Schafhauser: Ja. Irgendwann will ich das nachholen. Der Gedanke daran macht mich ein bisschen nervös. Aber ich glaube, dass mir das helfen würde, mit dem Unfall abzuschliessen.
Und Davos ist so wunderbar… Es wäre schade, wenn meine letzte Erinnerung an diesen Ort so schrecklich konnotiert bleibt.
SLAPSHOT: Sie waren eine Art Schirmherr der All-Star-Games in der Schweiz, ehe diese 2006 eingestellt wurden.
Schafhauser: Das waren wirklich schöne Wochenenden, ich habe die allerbesten Erinnerungen daran. Es gab in diesen Teams so viel Talent, darunter gute Freunde von mir.

Die Veranstaltungen waren eine wichtige Einnahmequelle für die Pat-Schafhauser-Stiftung. Aber ich verstehe, dass sich die Zeiten ändern, das ist kein Problem.
SLAPSHOT: Sie sprechen Freunde im Eishockey an: Haben Sie in der Schweiz Freundschaften fürs Leben knüpfen können?
Schafhauser: Auf jeden Fall. Mit JJ Aeschlimann und Sandro Bertaggia zum Beispiel tausche ich mich bis heute aus. Manchmal hören wir uns ein halbes Jahr nicht, aber wenn es so weit ist, fühlt es sich so an als wären wir noch immer 20 und in Lugano. Solche Freundschaften sind sehr viel wert. Sie haben mir auch nach dem Unfall sehr geholfen.
SLAPSHOT: Wie intensiv verfolgen Sie das Schweizer Eishockey heute noch?
Schafhauser: Ich schaue schon, dass ich auf dem neuesten Stand bleibe. Ich folge dem Twitter-Account des HC Lugano und weiss immer, wie der Klub gerade gespielt hat.
SLAPSHOT: Stimmt es, dass Sie bis heute nie einen Traum hatten, bei dem Sie im Rollstuhl sitzen?
Schafhauser: Ja. In meinen Träumen spiele ich immer noch Eishockey und bewege mich wie vor dem Unfall. Offenbar ist das so, wie ich mich unterbewusst bis heute wahrnehme.
Es ist schon faszinierend, wie das menschliche Hirn funktioniert. Als sich der Unfall zum 25. Mal jährte, war das ein schwieriger Moment für mich. Weil es bedeutete, dass ich in meinem Leben mehr Zeit mit als ohne Rollstuhl verbracht habe.

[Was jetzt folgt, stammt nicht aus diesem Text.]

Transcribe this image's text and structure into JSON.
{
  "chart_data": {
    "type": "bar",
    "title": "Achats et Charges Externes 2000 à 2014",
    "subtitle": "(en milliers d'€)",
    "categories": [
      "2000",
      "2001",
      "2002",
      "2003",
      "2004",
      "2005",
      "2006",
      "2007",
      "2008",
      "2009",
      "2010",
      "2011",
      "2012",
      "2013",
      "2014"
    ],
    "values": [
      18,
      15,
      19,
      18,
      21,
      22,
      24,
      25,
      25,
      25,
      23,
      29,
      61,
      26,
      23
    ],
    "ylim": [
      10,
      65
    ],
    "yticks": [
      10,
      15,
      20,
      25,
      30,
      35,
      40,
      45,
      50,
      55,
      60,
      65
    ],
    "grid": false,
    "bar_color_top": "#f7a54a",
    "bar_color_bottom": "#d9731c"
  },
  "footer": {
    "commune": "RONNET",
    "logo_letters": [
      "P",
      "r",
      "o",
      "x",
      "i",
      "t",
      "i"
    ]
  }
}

Aber ich habe die Hoffnung noch nicht aufgegeben, dass sich das irgendwann noch ändert.
SLAPSHOT: Weil die Medizin fleissig Fortschritte erzielt?
Schafhauser: Ja, genau. Ich verfolge das natürlich aufmerksam. Es kann so vielen Menschen geholfen werden. Und wer weiss, vielleicht kann auch ich eines Tages noch davon profitieren. Ich hoffe es.
Seit 2006 kein All-Star-Game mehr in der Schweiz
1996 wurde in der Resega das erste All-Star-Game im Schweizer Eishockey ausgetragen. Der Gewinn floss in die Pat-Schafhauser-Stiftung, die sich für verunfallte Eishockeyprofis und Unfallprävention einsetzt.
Das Format boomte rund um die Jahrtausendwende förmlich, fast 14'000 Zuschauer strömten 2001 nach Bern und sahen, wie die von Kent Ruhnke gecoachten «World Stars» die von Ralph Krueger betreuten «Swiss Stars» mit 10:6 bezwangen.
Der Ehrengast Schafhauser war für den symbolischen Puck-Einwurf besorgt, im Rahmenprogramm trat der italienische Musiker Zucchero auf, dessen Mercedes während des Auftritts in der Innenstadt von Gegnern des World Economic Forum (WEF) demoliert wurde.
Nach sinkenden Zuschauerzahlen wurde das All-Star-Game in der Olympiasaison 2006 zunächst sistiert – und dann still beerdigt.
Der Liga-Chef Denis Vaucher sagt, es gebe aktuell keine Pläne, das Format zu wiederbeleben – der Terminkalender ist schon so engmaschig, und das All-Star-Format kämpft sportartenübergreifend praktisch überall mit Bedeutungsverlusten und um Akzeptanz.